Comparative Labor Law and Policy Journal
- Discipline: Law
- Language: English

Publication details
- History: 1976–present
- Publisher: University of Illinois College of Law and the International Society for Labor Law and Social Security, US Branch (USA)
- Frequency: Quarterly

Standard abbreviations
- Bluebook: Comp. Lab. L. & Pol'y J.
- ISO 4: Comp. Labor Law Policy J.

Indexing
- ISSN: 1095-6654

Links
- Journal homepage;

= Comparative Labor Law and Policy Journal =

The Comparative Labor Law and Policy Journal is a law journal which publishes articles in the field of comparative and transnational labor and employment law.

The journal was founded in 1976 at the University of Pennsylvania Law School as the Comparative Labor Law Journal. In 1997, the journal moved to the University of Illinois and rechristened the Comparative Labor Law and Policy Journal to widen its scope.

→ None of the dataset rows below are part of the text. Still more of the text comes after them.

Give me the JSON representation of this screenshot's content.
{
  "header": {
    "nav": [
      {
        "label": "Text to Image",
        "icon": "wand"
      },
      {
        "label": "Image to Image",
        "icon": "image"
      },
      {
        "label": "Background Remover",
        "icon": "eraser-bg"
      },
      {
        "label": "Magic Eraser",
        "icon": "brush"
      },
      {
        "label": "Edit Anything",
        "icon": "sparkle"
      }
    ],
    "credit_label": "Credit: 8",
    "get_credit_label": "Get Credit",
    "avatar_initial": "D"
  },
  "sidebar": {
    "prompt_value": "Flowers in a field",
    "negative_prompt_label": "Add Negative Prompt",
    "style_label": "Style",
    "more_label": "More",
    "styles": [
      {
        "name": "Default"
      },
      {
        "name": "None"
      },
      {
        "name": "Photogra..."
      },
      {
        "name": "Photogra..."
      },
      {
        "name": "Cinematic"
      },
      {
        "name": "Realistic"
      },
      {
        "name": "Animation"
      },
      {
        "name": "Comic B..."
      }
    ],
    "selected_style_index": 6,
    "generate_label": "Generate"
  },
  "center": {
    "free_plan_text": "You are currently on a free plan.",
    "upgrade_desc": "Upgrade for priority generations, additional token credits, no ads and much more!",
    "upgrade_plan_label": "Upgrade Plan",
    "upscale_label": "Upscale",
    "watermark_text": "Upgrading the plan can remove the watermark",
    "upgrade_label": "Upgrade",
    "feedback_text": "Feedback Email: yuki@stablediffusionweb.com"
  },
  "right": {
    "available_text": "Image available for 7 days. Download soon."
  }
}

The journal publishes comparative analysis articles on labor law, employment policy, labor economics, worker migration, and social security issues. Many articles focus on legal systems in developing countries or post-colonial nations with emerging or new legal systems.

The target audience for the journal comprises academics, practicing attorneys, policy makers, students, workers and labor movement officials and activists. The journal's stated policy is to make the publication readable and of practical value to officials in developing countries.

The journal is published quarterly by the University of Illinois College of Law and the International Society for Labor Law and Social Security, US Branch.